12 (по нов. ст. 25. — И.Н.) апреля 1920. Воскресенье
(Нет записи. — И.Н.)
13 (по нов. ст. 26. — И.Н.) апреля 1920. Понедельник
Проклятые англичане, продали Россию! Предъявили свой дурацкий ультиматум, на который большевики с радостью согласились, одним словом, подло изменили. Теперь Крым — самостоятельное государство.

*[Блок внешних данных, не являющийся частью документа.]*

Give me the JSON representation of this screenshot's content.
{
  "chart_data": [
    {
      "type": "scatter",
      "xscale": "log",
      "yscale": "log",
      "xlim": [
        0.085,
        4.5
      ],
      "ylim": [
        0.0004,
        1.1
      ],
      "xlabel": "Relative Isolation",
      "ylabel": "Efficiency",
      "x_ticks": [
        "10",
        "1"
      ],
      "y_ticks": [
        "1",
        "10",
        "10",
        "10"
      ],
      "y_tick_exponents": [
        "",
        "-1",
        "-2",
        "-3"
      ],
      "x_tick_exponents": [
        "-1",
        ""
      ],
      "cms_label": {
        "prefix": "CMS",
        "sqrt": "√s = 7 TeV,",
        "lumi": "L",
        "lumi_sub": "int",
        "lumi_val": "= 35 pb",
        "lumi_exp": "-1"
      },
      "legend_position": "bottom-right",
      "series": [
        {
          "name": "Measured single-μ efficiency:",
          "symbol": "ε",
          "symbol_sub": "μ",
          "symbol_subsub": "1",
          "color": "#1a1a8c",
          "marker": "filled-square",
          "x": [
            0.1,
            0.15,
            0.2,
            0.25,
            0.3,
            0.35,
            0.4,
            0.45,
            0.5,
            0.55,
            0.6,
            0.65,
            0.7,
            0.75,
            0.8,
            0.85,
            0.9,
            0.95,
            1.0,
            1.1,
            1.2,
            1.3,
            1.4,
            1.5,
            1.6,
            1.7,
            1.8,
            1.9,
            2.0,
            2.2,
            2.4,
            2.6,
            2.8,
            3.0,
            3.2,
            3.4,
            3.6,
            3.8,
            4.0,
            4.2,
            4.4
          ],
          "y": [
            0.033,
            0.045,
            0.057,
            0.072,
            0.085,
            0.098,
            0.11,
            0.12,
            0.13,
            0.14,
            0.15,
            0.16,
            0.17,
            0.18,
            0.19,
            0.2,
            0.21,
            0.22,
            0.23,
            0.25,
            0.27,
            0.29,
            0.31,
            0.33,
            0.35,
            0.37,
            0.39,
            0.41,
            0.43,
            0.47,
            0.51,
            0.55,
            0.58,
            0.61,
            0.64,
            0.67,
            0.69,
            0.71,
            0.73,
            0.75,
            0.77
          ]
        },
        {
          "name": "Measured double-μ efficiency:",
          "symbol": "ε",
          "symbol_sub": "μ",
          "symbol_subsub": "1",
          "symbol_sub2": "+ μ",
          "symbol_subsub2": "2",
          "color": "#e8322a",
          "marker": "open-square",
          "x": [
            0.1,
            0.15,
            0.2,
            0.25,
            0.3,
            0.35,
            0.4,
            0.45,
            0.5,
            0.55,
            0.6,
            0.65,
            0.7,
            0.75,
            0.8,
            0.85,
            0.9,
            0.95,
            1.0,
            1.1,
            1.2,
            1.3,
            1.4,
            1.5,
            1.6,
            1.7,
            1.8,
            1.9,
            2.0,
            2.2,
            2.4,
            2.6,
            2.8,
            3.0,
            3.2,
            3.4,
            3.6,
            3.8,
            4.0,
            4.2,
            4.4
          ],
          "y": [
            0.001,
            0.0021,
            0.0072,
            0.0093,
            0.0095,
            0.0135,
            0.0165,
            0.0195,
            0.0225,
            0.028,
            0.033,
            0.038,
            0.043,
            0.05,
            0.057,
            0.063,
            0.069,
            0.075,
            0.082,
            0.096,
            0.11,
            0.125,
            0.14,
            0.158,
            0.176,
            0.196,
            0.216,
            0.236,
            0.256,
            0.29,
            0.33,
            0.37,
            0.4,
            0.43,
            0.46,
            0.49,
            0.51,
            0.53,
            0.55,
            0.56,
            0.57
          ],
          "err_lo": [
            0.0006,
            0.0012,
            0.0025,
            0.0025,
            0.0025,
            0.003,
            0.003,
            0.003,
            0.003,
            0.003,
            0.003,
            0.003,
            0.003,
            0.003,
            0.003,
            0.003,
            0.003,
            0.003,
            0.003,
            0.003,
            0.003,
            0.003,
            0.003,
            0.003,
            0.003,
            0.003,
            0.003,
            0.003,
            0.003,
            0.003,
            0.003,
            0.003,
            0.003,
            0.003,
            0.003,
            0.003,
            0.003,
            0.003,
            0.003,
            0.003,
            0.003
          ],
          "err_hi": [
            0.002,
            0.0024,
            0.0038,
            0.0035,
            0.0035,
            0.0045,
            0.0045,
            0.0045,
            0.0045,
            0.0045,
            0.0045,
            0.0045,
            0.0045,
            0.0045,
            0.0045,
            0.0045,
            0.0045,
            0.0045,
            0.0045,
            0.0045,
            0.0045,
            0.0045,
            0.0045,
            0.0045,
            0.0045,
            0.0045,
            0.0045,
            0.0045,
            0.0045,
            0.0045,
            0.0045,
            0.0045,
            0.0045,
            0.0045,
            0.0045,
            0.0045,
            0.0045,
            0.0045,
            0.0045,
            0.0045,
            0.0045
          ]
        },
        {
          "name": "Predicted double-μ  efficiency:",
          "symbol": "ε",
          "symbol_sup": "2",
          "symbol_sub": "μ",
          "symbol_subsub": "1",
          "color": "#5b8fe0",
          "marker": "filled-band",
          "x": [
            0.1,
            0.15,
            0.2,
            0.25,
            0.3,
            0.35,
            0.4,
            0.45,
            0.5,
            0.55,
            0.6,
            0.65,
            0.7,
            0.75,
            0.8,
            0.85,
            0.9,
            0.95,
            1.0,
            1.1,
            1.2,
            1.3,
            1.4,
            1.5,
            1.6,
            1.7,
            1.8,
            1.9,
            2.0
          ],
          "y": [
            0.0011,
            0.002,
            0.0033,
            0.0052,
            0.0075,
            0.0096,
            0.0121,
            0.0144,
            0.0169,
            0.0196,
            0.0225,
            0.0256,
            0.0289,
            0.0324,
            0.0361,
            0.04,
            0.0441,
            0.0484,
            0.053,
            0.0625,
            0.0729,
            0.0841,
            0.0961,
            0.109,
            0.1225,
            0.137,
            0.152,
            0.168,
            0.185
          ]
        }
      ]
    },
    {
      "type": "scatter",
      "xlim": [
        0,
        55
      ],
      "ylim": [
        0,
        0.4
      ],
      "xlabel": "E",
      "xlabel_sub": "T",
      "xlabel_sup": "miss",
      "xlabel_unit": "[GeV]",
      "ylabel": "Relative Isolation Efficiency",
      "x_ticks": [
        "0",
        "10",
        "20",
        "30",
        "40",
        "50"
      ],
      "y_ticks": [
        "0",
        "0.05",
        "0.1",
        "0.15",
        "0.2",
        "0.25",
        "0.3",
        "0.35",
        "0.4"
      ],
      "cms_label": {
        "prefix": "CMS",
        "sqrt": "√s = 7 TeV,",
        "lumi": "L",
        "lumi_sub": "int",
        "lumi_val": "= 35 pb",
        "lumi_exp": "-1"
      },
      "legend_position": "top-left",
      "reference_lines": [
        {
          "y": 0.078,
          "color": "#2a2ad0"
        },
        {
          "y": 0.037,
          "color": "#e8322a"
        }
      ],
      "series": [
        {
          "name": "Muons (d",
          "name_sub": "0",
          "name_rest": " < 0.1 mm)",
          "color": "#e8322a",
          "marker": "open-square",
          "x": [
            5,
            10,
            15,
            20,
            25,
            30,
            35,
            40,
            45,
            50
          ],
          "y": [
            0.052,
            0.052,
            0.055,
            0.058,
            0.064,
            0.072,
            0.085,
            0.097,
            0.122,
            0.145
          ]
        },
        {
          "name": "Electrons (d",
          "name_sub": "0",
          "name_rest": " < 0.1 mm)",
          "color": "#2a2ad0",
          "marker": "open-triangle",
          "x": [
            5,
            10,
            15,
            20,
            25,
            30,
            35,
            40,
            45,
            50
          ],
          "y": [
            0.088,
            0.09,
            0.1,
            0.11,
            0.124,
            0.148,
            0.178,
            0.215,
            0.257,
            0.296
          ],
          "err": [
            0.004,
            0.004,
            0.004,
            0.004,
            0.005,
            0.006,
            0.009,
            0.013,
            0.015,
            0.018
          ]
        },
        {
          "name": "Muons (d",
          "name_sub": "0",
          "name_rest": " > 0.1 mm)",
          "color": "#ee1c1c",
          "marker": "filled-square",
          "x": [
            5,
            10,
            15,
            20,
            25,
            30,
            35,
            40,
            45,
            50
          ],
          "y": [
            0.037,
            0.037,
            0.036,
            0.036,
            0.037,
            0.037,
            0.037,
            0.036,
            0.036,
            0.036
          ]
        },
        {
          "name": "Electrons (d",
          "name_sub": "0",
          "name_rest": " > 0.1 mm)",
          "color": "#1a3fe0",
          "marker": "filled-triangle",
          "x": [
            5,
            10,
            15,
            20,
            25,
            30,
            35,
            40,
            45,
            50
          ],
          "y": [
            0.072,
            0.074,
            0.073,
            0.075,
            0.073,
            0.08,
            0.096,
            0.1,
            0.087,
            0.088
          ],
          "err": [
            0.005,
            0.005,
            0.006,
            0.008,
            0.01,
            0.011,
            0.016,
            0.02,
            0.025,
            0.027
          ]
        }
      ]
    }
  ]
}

14 (по нов. ст. 27. — И.Н.) апреля 1920. Вторник
Гроза, небо затянуто тучами, темно. Гремит гром, словно огромный шар с грохотом прокатывается по небу. Я сижу одна в нашей маленькой комнате, которая равняется кубической сажени, на скрипучем стуле, перед маленьким столиком, на котором в беспорядке расставлены всевозможные предметы, <такие> как зеркало, примус, хлеб в полотенце, книги, грязные блюдца и т. д. Мамочка с Папой-Колей пошли обедать, а у меня что-то после бессонницы голова болит, и я осталась. Жизнь у меня здесь такая же, как и в Туапсе, пора ничегонеделания. Я здесь по-прежнему целые дни одна и скучаю. Читать, как и в Туапсе, нечего, да и дневник писать я разучилась. Здесь во дворе есть девочки, мои однолетки, но я не хочу с ними знакомиться. Познакомилась только с одной маленькой девочкой, лет 5–6-ти, Валей. Начала с того, что она мне обещала принести сирени. Публика у нас во дворе очень демократическая, как всегда бывает на таких окраинах, как Бетлинговская. Такой детворы, как Валя, полно. Матери их такие грубые, такой руганью пересыпают своих детей, что хоть словарь составляй! Двор маленький, грязный, с коровами, курами, поросятами и т. д. А жизнь идет пустая, без цели, без желанья, без страсти! А на дворе моросит дождик и бьется в окно.
102
Речь идет о семье Забниных (Зябниных). Н. Н. Кнорринг комментирует так: «Несколько дней я пробегал по городу в поисках какого-нибудь угла и наконец на Бетлинговской ул<ице> нашел что-то вроде курятника, где можно было хоть как-нибудь устроиться. Ирина даже могла спать в доме, в комнате хозяйской родственницы»
103
Информация о положении на фронтах, а также постановления и приказы вывешивались на щитах в помещении ОСВАГа (Осведомительно-Агитационное отделение Добрармии, руководил ОСВАГом С. С. Чахотин).
104
Речь идет о членах семьи Нины Владимировны Кнорринг (об их судьбах см. в Указателе имен во II томе).
105
Речь идет о матери М. В. Кнорринг — Евгении Карловне Розентретер (в первом браке Щепетильниковой).